Copyright law in the digital era has become a problematic and confusing issue for libraries. Will DPLA play an advocacy role?

Absolutely. The DPLA is in part animated by the problematic state of copyright law, where defaults lock up content for extreme time horizons, and make it hard for libraries to store and share digital content. We have seen a diminution of the public option that open libraries represent, and this is problematic for our culture. So I see a strong advocacy role for the DPLA, to say that a better balance is needed in the twenty-first century, so that the landscape for reading and research isn’t further circumscribed and hindered by digital friction.

And it is my strong belief that in the long run a more appropriate balance is not only better for readers, students, and scholars, but also for publishers and others who profit from published materials. My kids adore our local library, and our extensive use of that public library has also led us to buy hundreds of electronic and printed books. I hope I’m not alone in thinking that it’s better to have a nation of voracious readers who get some of their books for free than a nation of intermittent readers who always pay.

In addition to pushing for copyright balance, I hope that the DPLA can explore alternative licensing models for new works with authors and publishers. The vast majority of books, for instance, make little to no money after the first few years, and so finding a way not to lock up that knowledge until the twenty-second century seems important. And of course we are seeing a remarkable surge in open access publishing, which I have been a strong advocate for in academia.

You recently co-edited Hacking the Academy, a compilation of essays on reforming academia with digital media and technology. What role do you hope to see DPLA play in academia?

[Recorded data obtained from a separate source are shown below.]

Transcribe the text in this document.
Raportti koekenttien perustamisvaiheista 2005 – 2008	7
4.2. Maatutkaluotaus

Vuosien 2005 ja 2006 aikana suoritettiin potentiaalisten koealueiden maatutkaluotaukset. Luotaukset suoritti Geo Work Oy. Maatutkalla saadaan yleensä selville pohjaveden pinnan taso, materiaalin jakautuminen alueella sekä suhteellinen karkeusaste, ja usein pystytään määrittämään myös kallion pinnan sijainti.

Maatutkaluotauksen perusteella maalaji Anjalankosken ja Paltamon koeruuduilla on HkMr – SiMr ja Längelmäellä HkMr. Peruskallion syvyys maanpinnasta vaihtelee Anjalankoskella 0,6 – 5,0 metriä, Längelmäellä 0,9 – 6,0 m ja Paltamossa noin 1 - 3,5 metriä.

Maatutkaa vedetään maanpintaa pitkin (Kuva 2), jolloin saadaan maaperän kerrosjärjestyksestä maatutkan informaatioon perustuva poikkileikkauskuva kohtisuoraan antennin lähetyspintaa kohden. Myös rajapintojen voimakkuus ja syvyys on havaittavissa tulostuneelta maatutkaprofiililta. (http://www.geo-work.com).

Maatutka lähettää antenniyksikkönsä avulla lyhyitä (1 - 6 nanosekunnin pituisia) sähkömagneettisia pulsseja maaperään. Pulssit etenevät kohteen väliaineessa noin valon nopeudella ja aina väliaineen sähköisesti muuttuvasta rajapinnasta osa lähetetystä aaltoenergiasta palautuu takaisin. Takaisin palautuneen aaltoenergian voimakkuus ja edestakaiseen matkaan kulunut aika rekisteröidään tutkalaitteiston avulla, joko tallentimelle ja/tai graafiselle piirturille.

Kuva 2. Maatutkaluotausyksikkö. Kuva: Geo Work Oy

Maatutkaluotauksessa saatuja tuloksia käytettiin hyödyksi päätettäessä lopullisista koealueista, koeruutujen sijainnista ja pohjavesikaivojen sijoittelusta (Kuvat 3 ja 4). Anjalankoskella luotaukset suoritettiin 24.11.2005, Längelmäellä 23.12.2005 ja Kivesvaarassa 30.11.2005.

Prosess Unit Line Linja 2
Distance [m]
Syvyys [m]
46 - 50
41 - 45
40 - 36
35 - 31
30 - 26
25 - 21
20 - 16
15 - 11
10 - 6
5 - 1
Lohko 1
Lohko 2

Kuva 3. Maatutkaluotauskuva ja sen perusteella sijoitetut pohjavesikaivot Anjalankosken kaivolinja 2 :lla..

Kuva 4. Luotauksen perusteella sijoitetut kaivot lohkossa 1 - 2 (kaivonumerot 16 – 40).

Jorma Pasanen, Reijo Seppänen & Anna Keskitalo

One of the main themes in Hacking the Academy is the pedagogical, intellectual, and economic benefits of opening up access to research and teaching materials. We need a public option to balance out the gated resources that universities license at great expense and that increasingly eat up scarce library resources. I see the DPLA as a large open storehouse for classroom use and scholarly investigation, for inclusion in syllabi, articles, and books, and as a bridge between academia and the general public.

How will DPLA excite and engage the U.S. public?

Is there anything better than walking into a library for the first time, the wonder and joy of having so much knowledge and history and entertainment at one’s fingertips? In the coming years I hope that the DPLA will kindle that spirit of exploration. I want the American public to know that the DPLA will be the place to go to find documents and images about their hometown, scanned and curated locally; to be able to pull out their smartphone, launch an app powered by DPLA’s data, and take an impromtu walking tour of the hidden past of their current location; to see the DPLA’s open and free content spread across classes from kindergarten to graduate school; and many other exciting possibilities enabled when formerly disparate collections are knit together—entirely new kinds of searching, discovery, and learning. Forget the massive technical infrastructure; if the DPLA can ignite that wonder that only libraries can provide, we will have done our job.